A mãe e três irmãos de Aurélio, que moram em Belo Horizonte, receberam a notícia da morte do missionário por volta de 12h de ontem. Na casa onde a mãe vive com dois de seus irmãos, parentes e amigos passaram a tarde e a noite ajudando e consolando a família. Eglais, com os olhos vermelhos, não conseguia conter o choro a cada foto mostrada. Em uma delas, o abraço da irmã Elizama, no Aeroporto Internacional Tancredo Neves, em Confins, na Região Metropolitana de Belo Horizonte, há três anos, quando ela embarcou para o Timor.

A cada palavra que revelava o caráter e a persistência do irmão, a voz saía embargada. Solteiro, o bacharel em teologia e filho de pastor tinha “fé nos homens e esperança de paz”. “Ele não tinha muitos planos pessoais, a maioria eram coletivos. Tinha um coração grande e pensava muito nos outros”, conta. A mãe, a aposentada Maria Antônia Gonçalves de Brito, de 61 anos, estava muito abalada e não pôde atender à reportagem. Na igreja à qual ele se dedicava, foi formada uma corrente de oração. “Agora, estamos tristes e pedindo a Deus que console a família e a nossa Igreja”, disse o pastor Moisés.

Quatro anos turbulentos

O Timor Leste foi colônia portuguesa até 1975, quando nacionalistas proclamaram a independência, mas tiveram de conviver por mais um quarto de século com a ocupação do território pela Indonésia.

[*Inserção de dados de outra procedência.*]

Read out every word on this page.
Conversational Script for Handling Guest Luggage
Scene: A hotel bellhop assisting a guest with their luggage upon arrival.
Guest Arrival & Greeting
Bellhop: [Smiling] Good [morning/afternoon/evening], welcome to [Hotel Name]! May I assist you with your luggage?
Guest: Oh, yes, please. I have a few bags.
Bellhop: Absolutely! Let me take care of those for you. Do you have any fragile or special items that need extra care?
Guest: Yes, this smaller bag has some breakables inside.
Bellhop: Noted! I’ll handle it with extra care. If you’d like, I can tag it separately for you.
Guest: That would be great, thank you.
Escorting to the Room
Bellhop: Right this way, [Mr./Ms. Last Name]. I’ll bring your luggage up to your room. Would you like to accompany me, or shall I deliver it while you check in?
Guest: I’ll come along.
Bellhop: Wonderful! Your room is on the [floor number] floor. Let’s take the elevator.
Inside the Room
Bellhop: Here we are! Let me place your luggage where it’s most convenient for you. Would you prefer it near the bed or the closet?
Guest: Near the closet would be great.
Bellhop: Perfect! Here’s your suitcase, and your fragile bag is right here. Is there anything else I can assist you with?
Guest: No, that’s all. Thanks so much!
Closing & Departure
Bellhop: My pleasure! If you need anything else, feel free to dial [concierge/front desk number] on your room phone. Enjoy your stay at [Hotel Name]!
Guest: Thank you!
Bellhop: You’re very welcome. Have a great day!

Foi apenas em 1999 que um plebiscito organizado pelas Nações Unidas ratificou a separação. Mesmo assim, foi preciso o envio de uma força de paz para conter a violência desencadeada por milícias pró-indonésias. O reconhecimento do país pela ONU se formalizou em 2002.

O Brasil participou do esforço de reconstrução com tropas, que retornaram em maio de 2005, e programas de assistência civil. Desde abril último, o país passa por instabilidade e violência política, que custou o cargo do premiê Mari Alkatiri, confrontado com o presidente Xanana Gusmão. Choques entre grupos rivais deixaram 30 mortos e 150 mil refugiados.

Portugal, Austrália e Nova Zelândia enviaram tropas ao país para ajudar a restabelecer a ordem pública e a segurança. O exército timorense, inativo desde maio, reassumiu na última quarta-feira o patrulhamento da capital, Díli.